This mysterious 1739 Higley copper with the Broad Axe reverse graded Good 4 shows heavy wear but has no other troublesome issues. It brought $54,343.75 at Heritage’s May 16, 2014, auction of Eric P. Newman’s collection in New York City.
The following post is pulled from Coin World editor Steve Roach’s Market Analysis column in the June 16 issue.
Heritage Auction’s fourth sale of the varied numismatic collections of St. Louis numismatist Eric P. Newman took place in New York City on May 16 and May 17. In total, the two days of auctions realized more than $11 million.
The Market Analysis column in the June 9 issue looked at three pieces at the $100, $500 and $1,000 levels.
This coin is among three fascinating pieces from Newman IV that each sold around the $50,000 level.
The coin: 1739 Higley copper, Good 4, $54,343.75
The story: Higley coppers are mysterious in that numismatists are unsure who struck them. They are named after Dr. Samuel Higley, who owned a copper mine in Connecticut; he died at sea in May 1737 while delivering a load of copper ore to England. Tokens of the type carrying a date of 1737 and 1739 are known, and many are well-worn.
This example is one of just seven pieces known of the specific variety, characterized by the presence of the date — 1739 — just below the blade of the axe on the reverse.

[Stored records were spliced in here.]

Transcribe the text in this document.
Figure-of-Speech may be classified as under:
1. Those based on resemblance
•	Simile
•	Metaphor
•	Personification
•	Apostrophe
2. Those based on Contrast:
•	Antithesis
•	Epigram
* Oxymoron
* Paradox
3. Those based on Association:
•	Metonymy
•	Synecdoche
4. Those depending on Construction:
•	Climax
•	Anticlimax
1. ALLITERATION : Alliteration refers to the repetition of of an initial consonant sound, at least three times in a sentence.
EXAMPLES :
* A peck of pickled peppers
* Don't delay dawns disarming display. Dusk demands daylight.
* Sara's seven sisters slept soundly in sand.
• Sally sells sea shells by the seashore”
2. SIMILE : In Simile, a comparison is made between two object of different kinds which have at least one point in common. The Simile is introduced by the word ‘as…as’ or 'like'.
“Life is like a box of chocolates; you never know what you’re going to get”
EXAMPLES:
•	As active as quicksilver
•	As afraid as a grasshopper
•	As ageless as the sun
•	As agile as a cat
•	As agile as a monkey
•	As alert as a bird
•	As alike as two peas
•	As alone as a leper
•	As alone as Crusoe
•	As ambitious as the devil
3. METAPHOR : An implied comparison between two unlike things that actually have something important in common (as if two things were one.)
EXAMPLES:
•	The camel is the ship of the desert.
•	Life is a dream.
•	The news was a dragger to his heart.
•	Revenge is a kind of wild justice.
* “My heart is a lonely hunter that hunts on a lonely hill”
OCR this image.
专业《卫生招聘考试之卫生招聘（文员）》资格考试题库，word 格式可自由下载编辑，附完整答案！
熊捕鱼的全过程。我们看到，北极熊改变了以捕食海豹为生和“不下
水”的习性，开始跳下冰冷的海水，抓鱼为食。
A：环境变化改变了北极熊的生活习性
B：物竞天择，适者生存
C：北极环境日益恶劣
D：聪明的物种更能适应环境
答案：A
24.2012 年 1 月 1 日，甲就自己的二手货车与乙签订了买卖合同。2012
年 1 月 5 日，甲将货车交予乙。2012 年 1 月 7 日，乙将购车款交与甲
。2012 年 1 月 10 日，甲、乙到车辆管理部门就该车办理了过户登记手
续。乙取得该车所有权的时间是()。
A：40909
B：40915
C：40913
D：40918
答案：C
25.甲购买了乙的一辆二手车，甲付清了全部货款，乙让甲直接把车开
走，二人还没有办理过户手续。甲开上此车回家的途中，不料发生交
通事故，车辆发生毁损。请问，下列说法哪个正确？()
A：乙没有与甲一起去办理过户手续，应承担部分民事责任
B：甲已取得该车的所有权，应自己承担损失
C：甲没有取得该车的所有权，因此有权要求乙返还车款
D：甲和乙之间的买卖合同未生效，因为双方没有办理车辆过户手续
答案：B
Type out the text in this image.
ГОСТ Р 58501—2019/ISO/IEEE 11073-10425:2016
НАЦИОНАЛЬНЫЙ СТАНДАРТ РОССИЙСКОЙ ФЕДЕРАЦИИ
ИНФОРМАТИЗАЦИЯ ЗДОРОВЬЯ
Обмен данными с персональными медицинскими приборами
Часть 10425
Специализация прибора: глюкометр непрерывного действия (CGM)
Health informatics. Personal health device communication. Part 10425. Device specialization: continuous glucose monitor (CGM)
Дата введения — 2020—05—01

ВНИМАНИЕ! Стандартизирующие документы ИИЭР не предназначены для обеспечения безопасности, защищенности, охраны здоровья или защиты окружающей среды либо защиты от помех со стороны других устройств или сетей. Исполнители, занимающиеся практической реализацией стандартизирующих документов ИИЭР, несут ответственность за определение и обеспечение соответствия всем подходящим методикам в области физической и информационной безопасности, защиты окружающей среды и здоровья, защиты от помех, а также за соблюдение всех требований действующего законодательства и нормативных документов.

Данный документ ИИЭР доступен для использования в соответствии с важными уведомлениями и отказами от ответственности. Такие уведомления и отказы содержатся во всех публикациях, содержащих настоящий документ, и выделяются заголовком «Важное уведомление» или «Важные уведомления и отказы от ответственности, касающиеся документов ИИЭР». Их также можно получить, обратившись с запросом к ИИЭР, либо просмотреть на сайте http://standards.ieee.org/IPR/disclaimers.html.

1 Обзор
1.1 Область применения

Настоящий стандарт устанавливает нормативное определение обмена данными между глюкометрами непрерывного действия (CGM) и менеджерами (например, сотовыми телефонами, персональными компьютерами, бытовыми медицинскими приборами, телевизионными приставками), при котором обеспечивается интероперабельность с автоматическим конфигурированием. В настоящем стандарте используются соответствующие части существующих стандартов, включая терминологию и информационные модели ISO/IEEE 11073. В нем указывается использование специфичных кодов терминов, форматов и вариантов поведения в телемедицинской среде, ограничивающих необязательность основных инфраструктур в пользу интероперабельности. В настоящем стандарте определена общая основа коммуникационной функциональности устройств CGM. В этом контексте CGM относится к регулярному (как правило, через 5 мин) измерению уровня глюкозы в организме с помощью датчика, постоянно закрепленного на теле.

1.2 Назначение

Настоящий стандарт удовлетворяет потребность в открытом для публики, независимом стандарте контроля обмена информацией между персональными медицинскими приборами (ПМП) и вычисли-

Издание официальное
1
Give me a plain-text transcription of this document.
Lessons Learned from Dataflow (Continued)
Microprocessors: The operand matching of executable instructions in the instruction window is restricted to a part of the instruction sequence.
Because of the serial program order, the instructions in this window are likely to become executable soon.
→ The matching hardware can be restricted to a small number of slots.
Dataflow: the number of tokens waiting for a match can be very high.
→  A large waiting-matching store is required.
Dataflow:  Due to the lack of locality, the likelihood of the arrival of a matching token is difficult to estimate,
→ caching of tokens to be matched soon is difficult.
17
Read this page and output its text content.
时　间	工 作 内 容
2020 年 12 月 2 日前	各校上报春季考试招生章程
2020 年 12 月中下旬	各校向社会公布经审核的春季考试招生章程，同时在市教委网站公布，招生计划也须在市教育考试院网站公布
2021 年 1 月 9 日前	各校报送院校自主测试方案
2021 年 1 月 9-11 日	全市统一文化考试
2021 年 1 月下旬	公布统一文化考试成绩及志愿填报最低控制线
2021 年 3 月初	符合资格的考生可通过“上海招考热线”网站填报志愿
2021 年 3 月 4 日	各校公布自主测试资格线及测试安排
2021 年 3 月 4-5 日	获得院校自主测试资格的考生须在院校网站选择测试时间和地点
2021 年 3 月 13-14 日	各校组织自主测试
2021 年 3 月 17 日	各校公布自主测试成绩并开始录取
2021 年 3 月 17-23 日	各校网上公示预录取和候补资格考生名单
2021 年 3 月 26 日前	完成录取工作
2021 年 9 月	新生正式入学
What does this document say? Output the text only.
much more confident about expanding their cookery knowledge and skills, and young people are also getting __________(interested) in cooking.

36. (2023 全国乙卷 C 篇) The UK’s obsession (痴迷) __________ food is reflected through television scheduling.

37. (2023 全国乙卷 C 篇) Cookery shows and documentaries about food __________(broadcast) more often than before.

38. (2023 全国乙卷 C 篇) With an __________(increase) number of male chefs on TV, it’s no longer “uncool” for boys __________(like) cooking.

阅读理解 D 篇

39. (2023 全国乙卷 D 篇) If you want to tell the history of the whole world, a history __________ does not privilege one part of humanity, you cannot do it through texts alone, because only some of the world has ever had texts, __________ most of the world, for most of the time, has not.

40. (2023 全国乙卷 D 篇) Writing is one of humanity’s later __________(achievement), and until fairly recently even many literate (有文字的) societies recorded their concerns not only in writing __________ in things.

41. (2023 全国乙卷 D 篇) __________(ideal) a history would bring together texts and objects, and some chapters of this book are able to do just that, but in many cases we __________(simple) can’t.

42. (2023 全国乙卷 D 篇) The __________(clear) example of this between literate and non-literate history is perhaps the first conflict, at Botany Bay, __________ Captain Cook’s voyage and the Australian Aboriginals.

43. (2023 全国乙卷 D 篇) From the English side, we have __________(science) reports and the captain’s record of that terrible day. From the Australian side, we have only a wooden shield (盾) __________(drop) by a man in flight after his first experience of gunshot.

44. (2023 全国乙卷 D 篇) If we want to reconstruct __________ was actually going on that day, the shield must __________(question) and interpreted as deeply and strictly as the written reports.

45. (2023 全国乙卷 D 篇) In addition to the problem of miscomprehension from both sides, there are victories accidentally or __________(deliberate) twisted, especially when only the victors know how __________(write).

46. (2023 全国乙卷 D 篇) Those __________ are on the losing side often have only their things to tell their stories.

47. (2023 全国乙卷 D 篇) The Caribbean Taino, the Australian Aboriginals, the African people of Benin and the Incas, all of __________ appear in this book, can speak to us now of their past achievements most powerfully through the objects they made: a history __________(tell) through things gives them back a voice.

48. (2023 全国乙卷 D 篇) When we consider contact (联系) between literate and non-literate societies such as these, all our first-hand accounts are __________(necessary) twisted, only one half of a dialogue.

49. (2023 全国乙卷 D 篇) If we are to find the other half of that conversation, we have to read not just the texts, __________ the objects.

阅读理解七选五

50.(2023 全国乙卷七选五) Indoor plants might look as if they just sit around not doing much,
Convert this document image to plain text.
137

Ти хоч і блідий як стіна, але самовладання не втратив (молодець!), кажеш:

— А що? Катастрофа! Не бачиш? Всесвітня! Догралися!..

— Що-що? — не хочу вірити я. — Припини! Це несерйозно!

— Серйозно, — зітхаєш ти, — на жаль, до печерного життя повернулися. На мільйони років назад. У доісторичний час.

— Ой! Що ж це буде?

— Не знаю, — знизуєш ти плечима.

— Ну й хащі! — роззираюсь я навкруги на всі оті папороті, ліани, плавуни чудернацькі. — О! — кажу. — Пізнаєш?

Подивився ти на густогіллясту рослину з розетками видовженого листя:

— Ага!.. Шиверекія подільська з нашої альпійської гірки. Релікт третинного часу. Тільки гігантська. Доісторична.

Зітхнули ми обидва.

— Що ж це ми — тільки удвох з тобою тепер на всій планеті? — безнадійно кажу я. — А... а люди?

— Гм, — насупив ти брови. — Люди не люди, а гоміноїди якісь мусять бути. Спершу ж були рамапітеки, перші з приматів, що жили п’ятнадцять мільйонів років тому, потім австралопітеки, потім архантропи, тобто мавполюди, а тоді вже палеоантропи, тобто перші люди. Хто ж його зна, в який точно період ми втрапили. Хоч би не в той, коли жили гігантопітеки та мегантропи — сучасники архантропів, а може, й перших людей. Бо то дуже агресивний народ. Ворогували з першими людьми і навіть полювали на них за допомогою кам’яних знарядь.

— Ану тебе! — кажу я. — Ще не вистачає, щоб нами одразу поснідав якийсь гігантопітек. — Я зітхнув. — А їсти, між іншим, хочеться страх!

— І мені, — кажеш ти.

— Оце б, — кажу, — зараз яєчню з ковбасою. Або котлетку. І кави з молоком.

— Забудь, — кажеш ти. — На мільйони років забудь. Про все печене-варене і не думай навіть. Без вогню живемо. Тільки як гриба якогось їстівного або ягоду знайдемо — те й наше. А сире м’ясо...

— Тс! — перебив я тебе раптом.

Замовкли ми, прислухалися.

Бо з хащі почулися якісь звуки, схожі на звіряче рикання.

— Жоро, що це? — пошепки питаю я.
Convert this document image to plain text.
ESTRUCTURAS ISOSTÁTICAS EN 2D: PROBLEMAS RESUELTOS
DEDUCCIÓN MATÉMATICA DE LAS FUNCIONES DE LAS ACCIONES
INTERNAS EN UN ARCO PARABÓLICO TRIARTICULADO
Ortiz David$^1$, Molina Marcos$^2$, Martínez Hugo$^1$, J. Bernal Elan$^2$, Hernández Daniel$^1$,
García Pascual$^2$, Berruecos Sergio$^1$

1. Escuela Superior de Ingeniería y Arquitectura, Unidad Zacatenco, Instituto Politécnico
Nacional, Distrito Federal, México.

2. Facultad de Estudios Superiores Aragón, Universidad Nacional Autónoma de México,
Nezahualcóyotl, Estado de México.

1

In total seven obverse and four reverse dies were used to strike Higley coppers. The coppers generally either provide a value of three pence or invite users, “value me as you please.” If people who would use the coin in contemporary commerce had any doubts, some examples carry the reverse legend I AM GOOD COPPER.
This particular example has the VALUE ME AS YOU PLEASE obverse while the reverse has a broad axe with the error legend J CUT MY WAY THROUGH.
Higley coppers often have some damage. This piece, graded Good 4 by Numismatic Guaranty Corp., brought $54,343.75.